Find ${\text{P}}(A)$.

Hence show that events $A’$ and $B$ are independent.

${\text{P}}(A|B) = \frac{{{\text{P}}(A \cap B)}}{{{\text{P}}(B)}}$

$\Rightarrow 0.75 = \frac{{0.6}}{{{\text{P}}(B)}}$     (M1)

$\Rightarrow {\text{P}}(B){\text{ }}\left( { = \frac{{0.6}}{{0.75}}} \right) = 0.8$     A1

[2 marks]

${\text{P}}(A \cup B) = {\text{P}}(A) + {\text{P}}(B) - {\text{P}}(A \cap B)$

$\Rightarrow 0.95 = {\text{P}}(A) + 0.8 - 0.6$     (M1)
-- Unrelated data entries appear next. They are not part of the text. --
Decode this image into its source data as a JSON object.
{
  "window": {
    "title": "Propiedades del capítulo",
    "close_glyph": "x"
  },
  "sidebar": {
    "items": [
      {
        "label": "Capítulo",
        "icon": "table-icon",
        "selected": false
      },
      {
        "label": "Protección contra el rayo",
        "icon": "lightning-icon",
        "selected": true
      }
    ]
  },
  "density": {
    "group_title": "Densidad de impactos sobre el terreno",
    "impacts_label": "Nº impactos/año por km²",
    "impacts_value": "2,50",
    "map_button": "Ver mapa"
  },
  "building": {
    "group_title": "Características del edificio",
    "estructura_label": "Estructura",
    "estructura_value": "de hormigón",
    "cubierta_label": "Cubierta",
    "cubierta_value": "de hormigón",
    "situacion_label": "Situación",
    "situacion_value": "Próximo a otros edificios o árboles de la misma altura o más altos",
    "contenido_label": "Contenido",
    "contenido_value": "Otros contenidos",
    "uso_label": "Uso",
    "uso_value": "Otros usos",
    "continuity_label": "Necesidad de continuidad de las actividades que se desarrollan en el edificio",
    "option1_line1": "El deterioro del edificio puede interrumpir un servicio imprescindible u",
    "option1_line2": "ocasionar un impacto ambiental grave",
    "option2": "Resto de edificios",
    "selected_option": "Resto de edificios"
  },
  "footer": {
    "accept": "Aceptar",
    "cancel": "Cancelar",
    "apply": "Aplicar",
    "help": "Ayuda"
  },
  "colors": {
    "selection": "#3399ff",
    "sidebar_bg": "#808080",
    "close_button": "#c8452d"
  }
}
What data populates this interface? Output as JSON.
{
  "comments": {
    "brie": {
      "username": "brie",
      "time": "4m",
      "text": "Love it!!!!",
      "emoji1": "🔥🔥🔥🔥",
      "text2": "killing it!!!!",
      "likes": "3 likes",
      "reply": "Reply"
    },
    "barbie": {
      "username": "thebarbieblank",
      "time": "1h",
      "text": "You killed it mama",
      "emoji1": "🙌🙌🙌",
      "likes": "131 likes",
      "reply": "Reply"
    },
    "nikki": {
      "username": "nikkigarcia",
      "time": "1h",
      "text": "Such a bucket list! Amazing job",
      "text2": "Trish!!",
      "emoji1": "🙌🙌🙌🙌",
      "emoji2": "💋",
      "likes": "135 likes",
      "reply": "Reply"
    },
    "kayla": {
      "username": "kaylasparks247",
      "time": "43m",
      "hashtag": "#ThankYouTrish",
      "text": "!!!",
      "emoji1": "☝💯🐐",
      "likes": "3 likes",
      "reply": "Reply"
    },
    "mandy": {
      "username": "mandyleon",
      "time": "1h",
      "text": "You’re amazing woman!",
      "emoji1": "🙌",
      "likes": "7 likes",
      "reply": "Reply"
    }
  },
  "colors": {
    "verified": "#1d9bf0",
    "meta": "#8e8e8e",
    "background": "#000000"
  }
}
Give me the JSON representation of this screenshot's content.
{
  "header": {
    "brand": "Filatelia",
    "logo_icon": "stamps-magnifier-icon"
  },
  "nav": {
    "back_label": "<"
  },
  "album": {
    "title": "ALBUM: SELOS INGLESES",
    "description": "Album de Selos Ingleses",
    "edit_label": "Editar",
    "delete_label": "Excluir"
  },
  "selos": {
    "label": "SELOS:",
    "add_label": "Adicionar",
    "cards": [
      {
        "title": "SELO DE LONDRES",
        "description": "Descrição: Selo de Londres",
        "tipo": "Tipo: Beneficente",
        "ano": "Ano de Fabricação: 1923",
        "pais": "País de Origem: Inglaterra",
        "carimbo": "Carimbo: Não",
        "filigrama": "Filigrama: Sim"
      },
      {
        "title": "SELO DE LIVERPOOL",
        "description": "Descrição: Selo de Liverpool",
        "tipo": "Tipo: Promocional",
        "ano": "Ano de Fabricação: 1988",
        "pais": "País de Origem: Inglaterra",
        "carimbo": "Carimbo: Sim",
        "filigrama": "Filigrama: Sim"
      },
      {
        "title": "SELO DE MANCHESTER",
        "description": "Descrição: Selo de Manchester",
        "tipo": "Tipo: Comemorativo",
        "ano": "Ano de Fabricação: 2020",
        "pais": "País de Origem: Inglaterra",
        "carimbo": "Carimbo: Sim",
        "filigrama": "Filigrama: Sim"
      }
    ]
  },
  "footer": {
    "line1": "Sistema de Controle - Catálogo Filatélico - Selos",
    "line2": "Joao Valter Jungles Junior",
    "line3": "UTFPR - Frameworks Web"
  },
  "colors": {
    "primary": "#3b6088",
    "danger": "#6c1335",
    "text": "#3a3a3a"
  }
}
$\Rightarrow {\text{P}}(A) = 0.75$     A1

[2 marks]

METHOD 1

${\text{P}}(A'|B) = \frac{{{\text{P}}(A' \cap B)}}{{{\text{P}}(B)}} = \frac{{0.2}}{{0.8}} = 0.25$     A1

${\text{P}}(A'|B) = {\text{P}}(A’)$     R1

hence $A’$ and $B$ are independent     AG

Note:     If there is evidence that the student has calculated ${\text{P}}(A' \cap B) = 0.2$ by assuming independence in the first place, award A0R0.

METHOD 2

EITHER

${\text{P}}(A) = {\text{P}}(A|B)$     A1

OR

${\text{P}}(A) \times {\text{P}}(B) = 0.75 \times 0.80 = 0.6 = {\text{P}}(A \cap B)$     A1

THEN

$A$ and $B$ are independent     R1

hence $A’$ and $B$ are independent     AG

METHOD 3

${\text{P}}(A') \times {\text{P}}(B) = 0.25 \times 0.80 = 0.2$     A1

${\text{P}}(A') \times {\text{P}}(B) = {\text{P}}(A' \cap B)$     R1

hence $A’$ and $B$ are independent     AG

[2 marks]